Thursday, January 26, 2017

Common knowledge

When we interpret Scripture, or any document from the past, it can be useful to have background information. That's because writers generally leave many things unsaid. They are usually writing to or for an audience that has a common frame of reference, so they don't engage in lots of exposition. Rather, the audience is expected to bring supplementary information to the text.

Problem is, what was common knowledge for readers at a particular place and time may not be common knowledge for a modern reader. So it can be useful to have background knowledge to help a modern reader fill in the gaps. 

That, however, raises the question of what counts as suitable background knowledge. For instance, when is a parallel truly parallel? Without attempting to be exhaustive, I'll briefly mention two controls that I use:

1. The ostensible background information needs to have a foothold in the a text. It is illicit to import an interpretative paradigm wholesale from outside the text. For instance, consider ufological interpretations of Ezekiel's theophanies. That "background" information belongs to a frame of reference that's extraneous to the world of the text. Based on watching Hollywood movies about flying saucers and extraterrestrials. 

2. The ostensible background information needs to have a foothold in reality. On the issue of comparative mythology, for instance, I don't use mythology as a starting-point. Rather, I go behind mythology to ask what experience gave rise to the mythology. How did ancient people experience the natural world? What are the natural properties of snakes, mountains, rivers, and "gardens" that underlie the symbolism? That provides a more reliable transcultural basis for extrapolating from one text to another text.  

To take a stock example, the four seasons are typically used as a metaphor for the human lifecycle. That's due to the relative universality of the seasons. Of course, if you live in equatorial Africa or Latin America, that may not be an accessible metaphor. 

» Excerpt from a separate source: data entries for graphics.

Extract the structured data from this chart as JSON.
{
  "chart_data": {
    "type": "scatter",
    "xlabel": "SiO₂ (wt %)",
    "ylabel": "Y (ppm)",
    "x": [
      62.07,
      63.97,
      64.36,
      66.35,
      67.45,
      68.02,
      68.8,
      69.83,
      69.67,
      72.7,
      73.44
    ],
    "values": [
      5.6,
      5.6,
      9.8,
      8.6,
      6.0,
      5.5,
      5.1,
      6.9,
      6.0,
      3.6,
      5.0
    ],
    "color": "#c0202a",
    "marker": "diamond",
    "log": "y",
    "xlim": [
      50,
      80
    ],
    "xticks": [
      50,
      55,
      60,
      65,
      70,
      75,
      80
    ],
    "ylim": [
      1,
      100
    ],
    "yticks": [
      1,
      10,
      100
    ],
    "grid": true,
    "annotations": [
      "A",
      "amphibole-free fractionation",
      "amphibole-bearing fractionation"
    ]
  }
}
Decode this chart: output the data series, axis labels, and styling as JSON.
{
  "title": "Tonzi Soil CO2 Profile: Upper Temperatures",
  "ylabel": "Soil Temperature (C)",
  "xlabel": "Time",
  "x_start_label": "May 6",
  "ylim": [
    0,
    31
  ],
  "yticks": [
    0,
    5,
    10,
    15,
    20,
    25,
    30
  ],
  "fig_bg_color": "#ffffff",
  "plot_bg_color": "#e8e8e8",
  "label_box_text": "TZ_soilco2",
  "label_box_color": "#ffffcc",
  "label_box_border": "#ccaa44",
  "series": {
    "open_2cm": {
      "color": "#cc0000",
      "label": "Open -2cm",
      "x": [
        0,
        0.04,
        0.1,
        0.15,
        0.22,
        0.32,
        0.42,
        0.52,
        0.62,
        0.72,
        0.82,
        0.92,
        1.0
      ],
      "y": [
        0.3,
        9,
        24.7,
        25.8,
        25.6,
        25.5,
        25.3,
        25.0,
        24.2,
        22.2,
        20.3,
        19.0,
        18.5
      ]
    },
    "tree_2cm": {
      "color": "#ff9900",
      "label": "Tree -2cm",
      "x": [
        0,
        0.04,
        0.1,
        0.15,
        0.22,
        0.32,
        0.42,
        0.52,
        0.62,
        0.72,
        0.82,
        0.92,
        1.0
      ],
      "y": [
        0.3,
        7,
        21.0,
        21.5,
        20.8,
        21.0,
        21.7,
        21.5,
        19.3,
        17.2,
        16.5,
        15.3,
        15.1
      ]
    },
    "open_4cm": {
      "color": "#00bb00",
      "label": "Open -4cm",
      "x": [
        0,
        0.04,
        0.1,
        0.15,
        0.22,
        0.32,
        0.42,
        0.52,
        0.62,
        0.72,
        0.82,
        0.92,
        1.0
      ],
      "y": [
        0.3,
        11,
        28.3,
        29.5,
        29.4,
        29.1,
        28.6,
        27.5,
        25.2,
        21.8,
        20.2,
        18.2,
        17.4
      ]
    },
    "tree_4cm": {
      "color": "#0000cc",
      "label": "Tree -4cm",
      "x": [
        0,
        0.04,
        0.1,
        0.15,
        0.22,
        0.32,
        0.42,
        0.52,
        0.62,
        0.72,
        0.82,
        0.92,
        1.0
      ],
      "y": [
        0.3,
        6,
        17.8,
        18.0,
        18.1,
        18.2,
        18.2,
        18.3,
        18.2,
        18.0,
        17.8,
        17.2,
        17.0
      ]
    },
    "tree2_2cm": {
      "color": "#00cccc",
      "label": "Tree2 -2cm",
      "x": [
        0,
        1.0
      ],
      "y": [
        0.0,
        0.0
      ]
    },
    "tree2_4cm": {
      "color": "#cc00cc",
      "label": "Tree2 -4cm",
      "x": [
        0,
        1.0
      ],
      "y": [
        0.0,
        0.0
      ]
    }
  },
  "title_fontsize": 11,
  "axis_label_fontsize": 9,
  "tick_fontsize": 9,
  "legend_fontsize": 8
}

Another example is imagery drawn from human social life to provide theological metaphors. But because these are analogies, they require some modification. For instance, the Bible sometimes depicts heaven as a palace. The Father is the aging king. His youthful Son is the Crown Prince. There's a throne room with angelic courtiers and sentinels.

In real life, the palace guard exists to protect the royal family from hostile intruders. But, of course, God doesn't need anyone to protect him, so the function is reversed: they protect unwary intruders from stumbling into God's presence!